The movie does score for audacity of concept, as it concerns an abandoned rubber tire named Robert and his pursuit of love, not to mention his ability to telekineticly blow stuff up (with a favorite being human heads). It's not suppose to make sense, which might have made it cool, but for the fact that it didn't.
The beginning of the film introduces us to a group of spectators in the (presumably California) desert, who have gather to watch our story, which they observe through binoculars. The whole enterprise has been produced by Lt. Chad as some sort of... con? Mad exercise? Anyway through the aid of his accountant (Jack Plotnick), Lt. Chad manages to kill all but one of the spectators via poisoned turkey. The remaining viewer (Wings Hauser), a wheel chair bound Vietnam vet sort, posses an unexpected difficulty for the Lieutenant as he had not thought out how the movie would end. Because of this Chad's fellow police officers, and the other characters in the film are unable to realize that they are just actors, and must continue to play their parts as long as 'the movie' is being watched.
There is little or nothing too the characters in this film, their odd and mostly one note, and generally can't act.

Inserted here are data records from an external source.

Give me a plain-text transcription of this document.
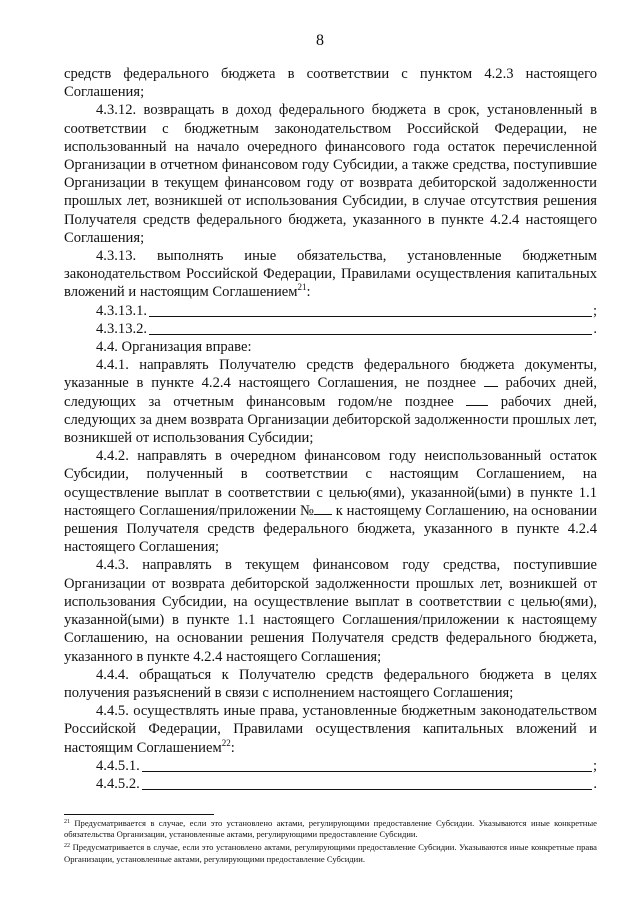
8

средств федерального бюджета в соответствии с пунктом 4.2.3 настоящего Соглашения;

4.3.12. возвращать в доход федерального бюджета в срок, установленный в соответствии с бюджетным законодательством Российской Федерации, не использованный на начало очередного финансового года остаток перечисленной Организации в отчетном финансовом году Субсидии, а также средства, поступившие Организации в текущем финансовом году от возврата дебиторской задолженности прошлых лет, возникшей от использования Субсидии, в случае отсутствия решения Получателя средств федерального бюджета, указанного в пункте 4.2.4 настоящего Соглашения;

4.3.13. выполнять иные обязательства, установленные бюджетным законодательством Российской Федерации, Правилами осуществления капитальных вложений и настоящим Соглашением$^{21}$:

4.3.13.1.	;
4.3.13.2.	.

4.4. Организация вправе:

4.4.1. направлять Получателю средств федерального бюджета документы, указанные в пункте 4.2.4 настоящего Соглашения, не позднее  рабочих дней, следующих за отчетным финансовым годом/не позднее  рабочих дней, следующих за днем возврата Организации дебиторской задолженности прошлых лет, возникшей от использования Субсидии;

4.4.2. направлять в очередном финансовом году неиспользованный остаток Субсидии, полученный в соответствии с настоящим Соглашением, на осуществление выплат в соответствии с целью(ями), указанной(ыми) в пункте 1.1 настоящего Соглашения/приложении № к настоящему Соглашению, на основании решения Получателя средств федерального бюджета, указанного в пункте 4.2.4 настоящего Соглашения;

4.4.3. направлять в текущем финансовом году средства, поступившие Организации от возврата дебиторской задолженности прошлых лет, возникшей от использования Субсидии, на осуществление выплат в соответствии с целью(ями), указанной(ыми) в пункте 1.1 настоящего Соглашения/приложении к настоящему Соглашению, на основании решения Получателя средств федерального бюджета, указанного в пункте 4.2.4 настоящего Соглашения;

4.4.4. обращаться к Получателю средств федерального бюджета в целях получения разъяснений в связи с исполнением настоящего Соглашения;

4.4.5. осуществлять иные права, установленные бюджетным законодательством Российской Федерации, Правилами осуществления капитальных вложений и настоящим Соглашением$^{22}$:

4.4.5.1.	;
4.4.5.2.	.

$^{21}$ Предусматривается в случае, если это установлено актами, регулирующими предоставление Субсидии. Указываются иные конкретные обязательства Организации, установленные актами, регулирующими предоставление Субсидии.

$^{22}$ Предусматривается в случае, если это установлено актами, регулирующими предоставление Субсидии. Указываются иные конкретные права Организации, установленные актами, регулирующими предоставление Субсидии.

Aside from maybe Robert the only one in the film worth watching is Spinella's Lt. Chad. Stephen Spinella is a Tony winning actor, he has a compelling screen presence even as he hams it up, what he's doing in this movie however is a mystery. Rubber is a French production (which might explain a lot) and features the model Roxane Mesquida as Robert's potential love interest, she is unimpressive (as an actress, physically kind of impressive, like a more sleek but less funny Aubrey Plaza). Rubber just doesn't work, its simultaneously too juvenile and too film school; it might have done better had it just concentrated on being one of the two.